Carey nodded. Terrible obscene things-Topcliffe was notorious for the way he spoke of the Queen and yet nothing was ever done about him. Generally the Queen rightly had a short way with anyone who was offensive about her in way that often made them shorter by a head or another important limb. So what gave Topcliffe his extraordinary immunity? Blackmail, surely. But with what?

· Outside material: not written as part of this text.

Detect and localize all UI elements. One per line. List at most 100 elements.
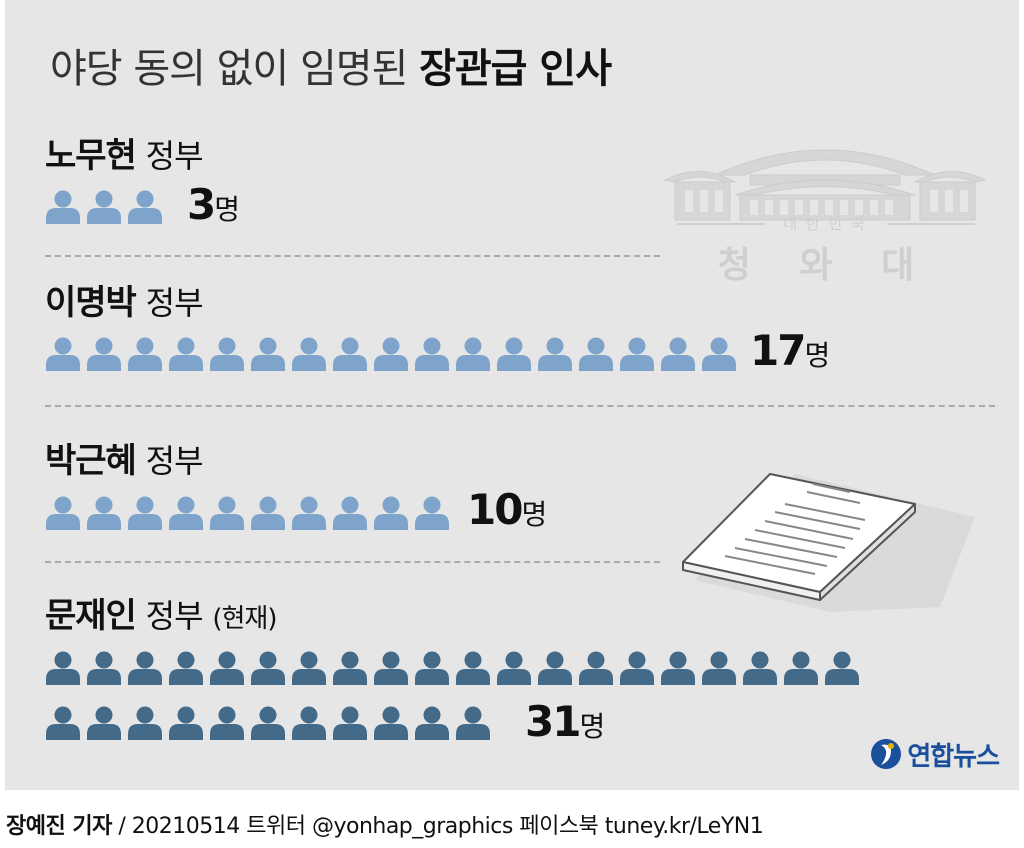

“Mr. Frole,” he said to the unhappy looking tailor, “I am very grateful to you. If you have any further memories or ideas, please tell me-you can find me with the Earl of Cumberland while the Queen is here or by means of the Lord Chamberlain if I am gone north again. He will make it worth your while.”

Frole bowed Carey out of the shop who stood in the street and havered between heading off down the London road to look for Dodd and continuing his sweep of Oxford. He even had five pounds from the Earl of Cumberland won on a bet as he left. George Clifford had been loudly offering to take Carey on as a permanent general purpose gleeman and fool if he got tired of soldiering in the starveling and dangerous Debateable land. George had explained how Carey would only have to wear a cap and bells on Saturdays and would have his very own kennel with the dogs…Carey had thrown a pennyloaf at the Earl on this point and challenged him to a veney which he had narrowly won.